In the speech broadcast on state television, Kim recited the points emphasized in Pyongyang's propaganda, saying he wouldn't be intimidated by foreign aggressors. But the speech marked a stark reversal from the style of late leader Kim Jong Il, whose voice was heard publicly only once by North Koreans and for a matter of seconds when he shouted "Glory to the heroic Korean People's Army" at a military parade in 1992.
Kim's Sunday speech lasted about 20 minutes. He spoke assuredly but fixed his eyes on his notes.
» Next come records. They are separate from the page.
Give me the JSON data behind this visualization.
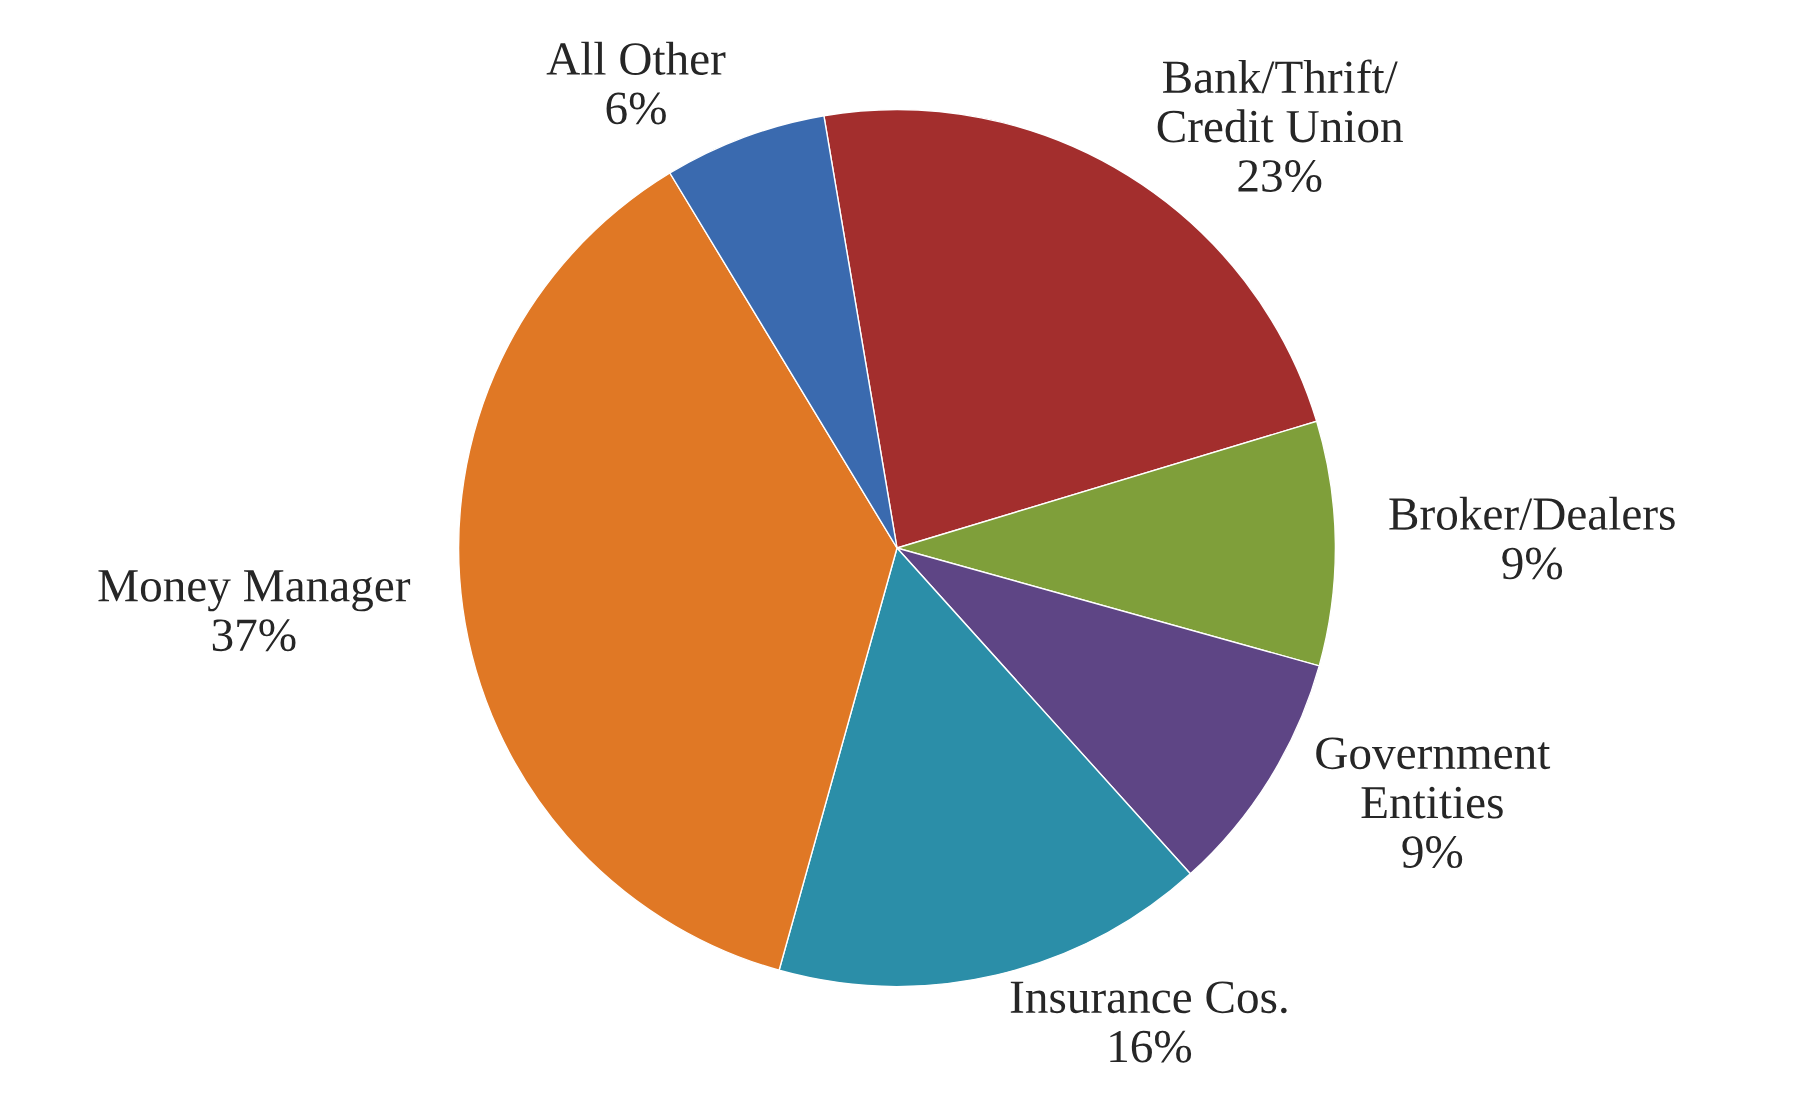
{
  "chart_data": {
    "type": "pie",
    "categories": [
      "Bank/Thrift/\nCredit Union",
      "Broker/Dealers",
      "Government\nEntities",
      "Insurance Cos.",
      "Money Manager",
      "All Other"
    ],
    "values": [
      23,
      9,
      9,
      16,
      37,
      6
    ],
    "value_labels": [
      "23%",
      "9%",
      "9%",
      "16%",
      "37%",
      "6%"
    ],
    "colors": [
      "#a32e2d",
      "#7f9f3a",
      "#5e4585",
      "#2b8ea8",
      "#e07825",
      "#3a6aaf"
    ],
    "legend": false
  }
}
He wore a dark Mao suit, and when he finished, he remained on the observation deck overlooking Kim Il Sung square, clapping and saluting while he watched a massive military parade.
"Superiority in military technology is no longer monopolized by imperialists," Kim said.
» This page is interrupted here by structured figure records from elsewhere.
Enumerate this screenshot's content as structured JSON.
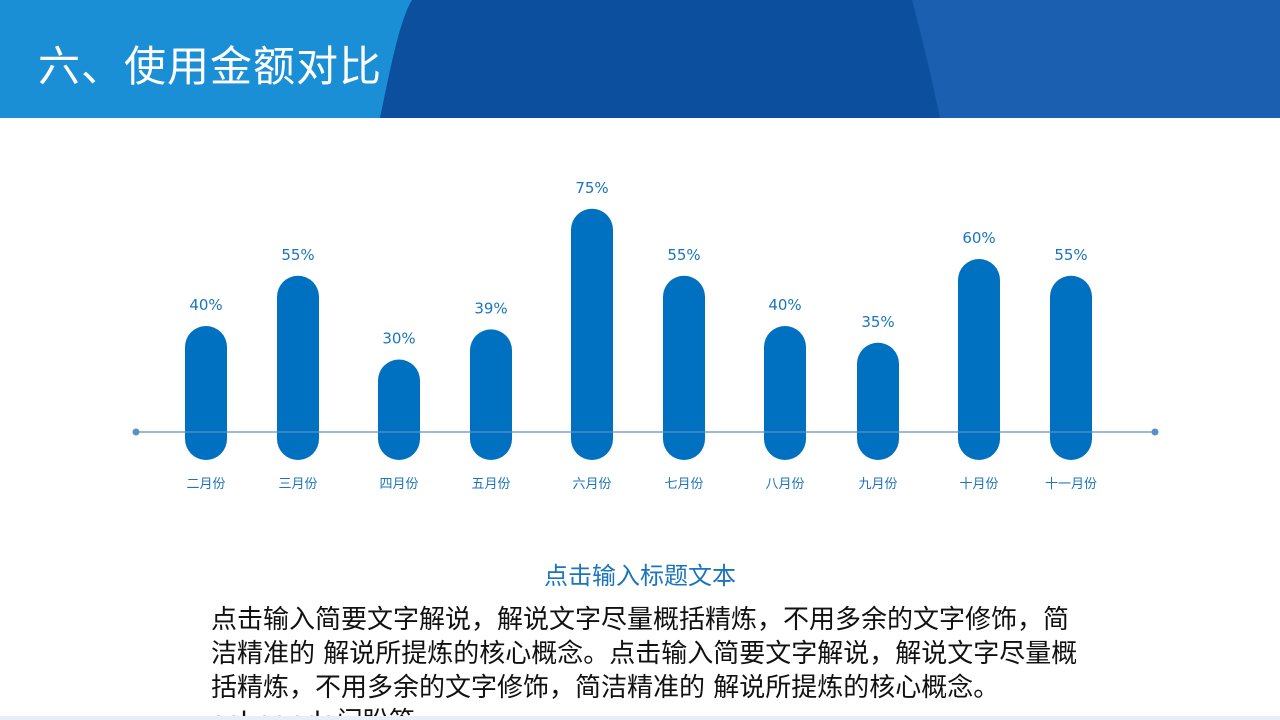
{
  "slide": {
    "title": "六、使用金额对比",
    "subtitle": "点击输入标题文本",
    "body": "点击输入简要文字解说，解说文字尽量概括精炼，不用多余的文字修饰，简洁精准的  解说所提炼的核心概念。点击输入简要文字解说，解说文字尽量概括精炼，不用多余的文字修饰，简洁精准的  解说所提炼的核心概念。askpanda问盼答"
  },
  "colors": {
    "header_light": "#1a8fd6",
    "header_dark": "#0b4f9e",
    "header_mid": "#1a5fb0",
    "bar": "#0070c0",
    "axis": "#5b8fc7",
    "label": "#1b74bd"
  },
  "chart_data": {
    "type": "bar",
    "categories": [
      "二月份",
      "三月份",
      "四月份",
      "五月份",
      "六月份",
      "七月份",
      "八月份",
      "九月份",
      "十月份",
      "十一月份"
    ],
    "values": [
      40,
      55,
      30,
      39,
      75,
      55,
      40,
      35,
      60,
      55
    ],
    "value_labels": [
      "40%",
      "55%",
      "30%",
      "39%",
      "75%",
      "55%",
      "40%",
      "35%",
      "60%",
      "55%"
    ],
    "ylim": [
      0,
      100
    ],
    "grid": false,
    "legend": "none"
  }
}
Beginning with a failed rocket launch and a series of political conferences, North Korea has tried to use this week its biggest national holiday in decades, celebrating the centennial of Kim Il Sung's birth to both honor its national founder and confirm its emergence into prosperity. The reality is different: Pyongyang depends on foreign aid and domestic brutality, its system held together by government surveillance and the threat of labor camps, where as many as 150,000 are imprisoned, according to Western estimates.
The country's living standards have fallen since the 1970s, but Kim's speech Sunday, experts said, showed that the country is trying to tie the new leader to his grandfather, who presided over the decades for which some North Koreans feel nostalgic. Kim Il Sung delivered occasional public speeches, also in a low and commanding voice.
"By putting the young guy out front, with a similar style of speaking, this is a very orchestrated comparison" between Kim Jong Eun and Kim Il Sung, said Kongdan Oh Hassig, a North Korea researcher at the Alexandria-based Institute for Defense Analyses. "We don't have exact records, but we know Kim Il Sung used his charisma with a very deep voice. Kim Jong Il was the unusual one the most introverted."
The impoverished North spent an estimated $1 billion on preparations for the weekend, said Cho Bong-hyun, an analyst at IBK Economic Research Institute. Even so, Cho said, the celebration amounted to a vast "optical illusion."
The country renovated apartment buildings in the showcase capital of Pyongyang, but it pulled students from university classes to help with the construction. It built a new hydroelectric power plant, but it hasn't yet offset severe power shortages that allow for only two hours daily of electricity, according to reports from aid groups that operate in the North. The country also attempted to blast a long-range rocket into orbit Friday, but the device disintegrated 90 seconds into the flight and fell into the Yellow Sea.